Estes refugiados estão em situação de extrema vulnerabilidade. Segundo a imprensa, somente no fim da semana o grupo de quase cem pessoas – entre eles uma grávida de nove meses e dois bebês de dois meses – foi encaminhado para um hotel da prefeitura de São Paulo.
A bancada já havia pressionado o governo brasileiro, por meio de ofício, a permitir a concessão de visto por razões humanitárias às pessoas afetadas por esta grave situação generalizada violação aos direitos humanos naquele país, e agora lembra ao governo que apenas a concessão do referido visto não basta.
“É preciso salientar, ainda, a necessária coordenação entre todos os entes federativos, não podendo o Poder Executivo federal eximir-se de responsabilidades.

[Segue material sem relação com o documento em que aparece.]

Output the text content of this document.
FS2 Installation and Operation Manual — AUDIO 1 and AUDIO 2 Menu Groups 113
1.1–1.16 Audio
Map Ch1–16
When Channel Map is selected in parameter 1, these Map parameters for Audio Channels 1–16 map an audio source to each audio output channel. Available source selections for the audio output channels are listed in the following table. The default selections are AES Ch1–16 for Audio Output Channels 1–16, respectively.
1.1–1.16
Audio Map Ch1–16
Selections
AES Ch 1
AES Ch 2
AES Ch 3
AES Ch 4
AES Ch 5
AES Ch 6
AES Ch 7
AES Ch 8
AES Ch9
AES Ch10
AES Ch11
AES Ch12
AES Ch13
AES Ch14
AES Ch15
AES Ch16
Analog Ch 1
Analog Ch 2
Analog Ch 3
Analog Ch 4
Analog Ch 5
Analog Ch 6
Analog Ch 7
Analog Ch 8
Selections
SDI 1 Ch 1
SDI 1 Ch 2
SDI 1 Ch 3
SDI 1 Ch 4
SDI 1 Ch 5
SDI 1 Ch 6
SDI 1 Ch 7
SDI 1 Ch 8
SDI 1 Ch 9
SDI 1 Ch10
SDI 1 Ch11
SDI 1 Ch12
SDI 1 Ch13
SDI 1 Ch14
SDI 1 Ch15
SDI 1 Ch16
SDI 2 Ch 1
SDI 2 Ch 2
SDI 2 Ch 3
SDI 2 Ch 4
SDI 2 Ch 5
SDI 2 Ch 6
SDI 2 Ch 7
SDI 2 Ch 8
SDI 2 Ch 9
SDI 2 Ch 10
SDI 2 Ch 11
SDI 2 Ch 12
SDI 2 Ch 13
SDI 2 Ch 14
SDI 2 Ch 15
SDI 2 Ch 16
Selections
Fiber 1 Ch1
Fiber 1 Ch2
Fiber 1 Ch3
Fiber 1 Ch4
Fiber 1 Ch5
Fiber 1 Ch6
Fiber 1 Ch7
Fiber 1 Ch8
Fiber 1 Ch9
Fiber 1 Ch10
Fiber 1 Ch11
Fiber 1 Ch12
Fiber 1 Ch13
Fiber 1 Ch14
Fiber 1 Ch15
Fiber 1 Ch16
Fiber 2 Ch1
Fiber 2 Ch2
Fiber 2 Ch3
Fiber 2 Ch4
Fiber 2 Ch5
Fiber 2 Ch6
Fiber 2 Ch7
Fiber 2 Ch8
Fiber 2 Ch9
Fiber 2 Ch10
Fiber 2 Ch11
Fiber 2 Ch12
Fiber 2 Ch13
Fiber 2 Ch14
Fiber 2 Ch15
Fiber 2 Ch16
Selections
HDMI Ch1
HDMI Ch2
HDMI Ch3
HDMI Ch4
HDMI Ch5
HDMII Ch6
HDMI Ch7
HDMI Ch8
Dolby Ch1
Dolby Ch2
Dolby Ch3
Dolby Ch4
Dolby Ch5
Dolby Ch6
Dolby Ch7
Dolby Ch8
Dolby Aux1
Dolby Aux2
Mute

Cabe ao governo brasileiro apoiar os estados e municípios na promoção e implementação de uma política de acolhimento e integração efetiva, em diálogo com organizações da sociedade civil e de organismos internacionais”, destaca a bancada nos ofícios.
O documento ressalta ainda a urgência de uma atuação alinhada à legislação nacional sobre migração e refúgio, e considerando os compromissos internacionais do Brasil sobre o tema e nossa própria Constituição Federal, para solicitar também que seja enviado em resposta este ofício um levantamento de todas as ações empreendidas pelo governo brasileiro para a acolhida e integração de pessoas afegãs beneficiadas pelo visto humanitário, assim como o número total pessoas para as quais este visto já foi concedido e quantas já se encontram em território nacional.
Até sexta-feira (16), segundo a Folha de S. Paulo, quase cem refugiados dormiam no chão do mezanino do terminal 2 do Aeroporto de Guarulhos, numa situação que se desenrolava há várias semanas no maior aeroporto da América do Sul. Esses refugiados fugiram do país dominado pelo Talibã e que, sem poder viajar para praticamente nenhum país do mundo, viram no Brasil uma saída, devido ao visto humanitário criado pelo governo para pessoas dessa nacionalidade.